If I, in good faith, agree to a contract, which is what I do when I purchase a thing from another person or company or whatever…. inside that contract, written or not written is a promise.  If I find a bargain, for want of a better word and buy it, am I risking disaster because it IS a bargain?  I don’t think so.

Anyway, I contacted the seller who was extremely apologetic and who has already organised a replacement.  So, they didn’t expect it to fail, this little, cheap microwave, now did they?  And nor did I.

Moving on from things, to people………

In every area of my life, I make contracts with other people.  It may be that I agreed to sell raffle tickets for the local agricultural show, or that I said I would pop in this week.  I might have a pheasant called Robin who expects me to throw him grain of a morning, or a cousin who needs to hear my voice as she faces illness and fear.  I can’t be everywhere at once, but I can be somewhere and I can organise myself quite easily to complete my contracts if I take my eyes off myself and point them out into the world.

I have said, in the past, I don’t have time.  Now I wouldn’t allow those words out of my mouth, because it is nonsense.  We all have the same 24 hours in a day.  What I am really saying there is that I am too self-absorbed to take stock and reorganise myself.

When I was young, I danced every Saturday at a local dance school.  Ballet, Modern, Character, Ballroom.  I gained certificates, although heaven knows where they are now.  It doesn’t matter.  I know they once existed and that, apart from the bits I didn’t like, I loved to dance.  As I moved through my life, my footwork got a bit rusty, but what I realised is that I can still dance in other ways.  I can dance through a Saturday changeover, or when baking a cake, or when talking to a seller about a faulty microwave.  Instead of dragging myself along, I can rise on my mental toes and hear the drumbeat of my heart as I move through the ordinary.  Once I begin, my own voice lightens up, my laugh begins to rise and sparkle, and my eyes see only good things.  And, as we all know, Good is always brighter and stronger than Bad.

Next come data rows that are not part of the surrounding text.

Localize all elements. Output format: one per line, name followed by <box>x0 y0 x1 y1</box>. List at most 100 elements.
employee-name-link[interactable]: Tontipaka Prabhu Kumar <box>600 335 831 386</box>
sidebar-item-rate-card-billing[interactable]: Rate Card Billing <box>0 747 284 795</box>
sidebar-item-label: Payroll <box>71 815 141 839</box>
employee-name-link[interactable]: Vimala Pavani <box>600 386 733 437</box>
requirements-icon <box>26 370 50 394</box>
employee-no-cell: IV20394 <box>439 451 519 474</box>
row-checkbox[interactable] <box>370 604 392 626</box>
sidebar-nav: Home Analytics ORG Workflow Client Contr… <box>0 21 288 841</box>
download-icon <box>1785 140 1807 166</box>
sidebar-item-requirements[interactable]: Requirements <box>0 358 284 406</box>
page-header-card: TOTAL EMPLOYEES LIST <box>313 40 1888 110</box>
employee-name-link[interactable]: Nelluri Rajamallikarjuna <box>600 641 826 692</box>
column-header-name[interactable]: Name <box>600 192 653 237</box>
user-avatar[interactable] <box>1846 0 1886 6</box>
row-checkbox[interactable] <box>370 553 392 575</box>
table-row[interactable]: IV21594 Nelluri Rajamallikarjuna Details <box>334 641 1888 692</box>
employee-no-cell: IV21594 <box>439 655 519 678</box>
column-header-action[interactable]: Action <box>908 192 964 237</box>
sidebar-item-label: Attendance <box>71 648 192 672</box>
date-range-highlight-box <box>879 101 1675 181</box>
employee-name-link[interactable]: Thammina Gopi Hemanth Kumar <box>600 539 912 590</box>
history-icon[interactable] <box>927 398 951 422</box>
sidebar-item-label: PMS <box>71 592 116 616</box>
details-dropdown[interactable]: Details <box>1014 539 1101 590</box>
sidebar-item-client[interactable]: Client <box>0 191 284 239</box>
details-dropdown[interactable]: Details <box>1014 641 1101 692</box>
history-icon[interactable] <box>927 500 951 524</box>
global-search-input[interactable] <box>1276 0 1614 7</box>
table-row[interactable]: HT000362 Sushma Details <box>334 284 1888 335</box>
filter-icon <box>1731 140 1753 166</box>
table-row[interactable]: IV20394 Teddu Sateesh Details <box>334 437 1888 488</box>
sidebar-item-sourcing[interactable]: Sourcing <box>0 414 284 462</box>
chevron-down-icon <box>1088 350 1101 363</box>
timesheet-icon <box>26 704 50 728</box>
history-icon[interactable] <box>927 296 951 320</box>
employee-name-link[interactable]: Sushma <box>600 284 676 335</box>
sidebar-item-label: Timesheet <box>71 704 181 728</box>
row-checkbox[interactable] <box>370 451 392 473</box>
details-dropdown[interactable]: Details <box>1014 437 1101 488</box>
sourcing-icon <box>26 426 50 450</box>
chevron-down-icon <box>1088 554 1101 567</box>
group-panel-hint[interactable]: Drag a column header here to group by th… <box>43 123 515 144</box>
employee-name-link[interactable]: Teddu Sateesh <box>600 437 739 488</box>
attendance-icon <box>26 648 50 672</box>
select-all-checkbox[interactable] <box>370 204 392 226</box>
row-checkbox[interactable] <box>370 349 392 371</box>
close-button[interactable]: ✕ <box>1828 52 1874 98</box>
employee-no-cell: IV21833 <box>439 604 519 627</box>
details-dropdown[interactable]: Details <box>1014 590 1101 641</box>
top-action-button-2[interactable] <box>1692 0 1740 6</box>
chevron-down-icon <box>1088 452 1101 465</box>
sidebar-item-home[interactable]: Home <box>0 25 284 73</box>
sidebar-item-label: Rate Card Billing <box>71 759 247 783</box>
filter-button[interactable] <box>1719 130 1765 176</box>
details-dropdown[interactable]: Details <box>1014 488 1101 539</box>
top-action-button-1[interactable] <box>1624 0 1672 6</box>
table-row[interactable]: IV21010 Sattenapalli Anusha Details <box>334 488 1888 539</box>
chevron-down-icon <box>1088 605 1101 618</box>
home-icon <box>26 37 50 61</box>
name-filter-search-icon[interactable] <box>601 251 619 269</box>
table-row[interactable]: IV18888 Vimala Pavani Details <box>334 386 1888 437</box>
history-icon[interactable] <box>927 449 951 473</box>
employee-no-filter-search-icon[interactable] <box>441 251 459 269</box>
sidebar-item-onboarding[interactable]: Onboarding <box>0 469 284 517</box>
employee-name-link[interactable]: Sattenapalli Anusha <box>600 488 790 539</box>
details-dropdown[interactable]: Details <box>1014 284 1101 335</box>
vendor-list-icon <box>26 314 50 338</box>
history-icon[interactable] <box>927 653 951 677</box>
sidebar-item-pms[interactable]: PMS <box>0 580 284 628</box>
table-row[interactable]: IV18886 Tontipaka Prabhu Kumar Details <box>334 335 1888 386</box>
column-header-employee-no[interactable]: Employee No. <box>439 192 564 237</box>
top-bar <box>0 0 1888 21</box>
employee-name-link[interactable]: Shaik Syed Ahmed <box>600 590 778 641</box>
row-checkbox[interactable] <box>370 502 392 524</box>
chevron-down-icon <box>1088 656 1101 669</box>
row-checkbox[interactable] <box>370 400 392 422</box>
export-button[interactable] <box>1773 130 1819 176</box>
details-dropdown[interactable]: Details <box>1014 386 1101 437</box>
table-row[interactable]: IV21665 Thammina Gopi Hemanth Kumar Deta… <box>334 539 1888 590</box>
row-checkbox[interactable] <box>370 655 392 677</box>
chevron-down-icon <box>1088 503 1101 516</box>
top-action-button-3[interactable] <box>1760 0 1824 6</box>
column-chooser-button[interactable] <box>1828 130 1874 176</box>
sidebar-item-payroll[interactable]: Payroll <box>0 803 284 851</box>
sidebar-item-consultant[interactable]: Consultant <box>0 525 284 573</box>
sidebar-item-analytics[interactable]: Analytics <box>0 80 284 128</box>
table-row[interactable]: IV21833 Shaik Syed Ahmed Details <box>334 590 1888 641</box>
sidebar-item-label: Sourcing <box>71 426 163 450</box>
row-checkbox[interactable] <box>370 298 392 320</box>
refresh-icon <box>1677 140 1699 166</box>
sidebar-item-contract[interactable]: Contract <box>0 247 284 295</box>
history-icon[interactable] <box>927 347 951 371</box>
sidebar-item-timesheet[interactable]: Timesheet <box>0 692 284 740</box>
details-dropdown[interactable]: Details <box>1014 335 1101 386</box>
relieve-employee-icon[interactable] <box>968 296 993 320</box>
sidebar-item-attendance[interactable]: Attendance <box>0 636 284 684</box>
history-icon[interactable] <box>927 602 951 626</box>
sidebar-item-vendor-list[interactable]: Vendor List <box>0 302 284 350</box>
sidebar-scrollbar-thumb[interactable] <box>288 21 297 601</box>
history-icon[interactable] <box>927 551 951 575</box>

Once I have practised this a bit, feeling, possibly, a tad foolish at first, I will find it more and more natural, until one day I find myself dancing on the edge of ordinariness with a wild music playing in my heart.  Still feeding Robin the pheasant, still baking cakes, still making a call, or selling raffle tickets, but there is a difference and it is nothing to do with circumstances, and everything to do with the dance in me.

Years ago I had a dream that I would walk by a Waterstone’s window and see my book presented there.  I hadn’t written a single word, nor chosen a story.  Today that dream is in my hands.  Today is the launch of the paperback of Island Wife, my story which will now be sold in big shops and small shops, ferries and visitor centres, both here and abroad, and you know the best thing about all of it?

That through reading my story, someone else may catch a glimpse of themself, and be inspired to put on their own dancing shoes.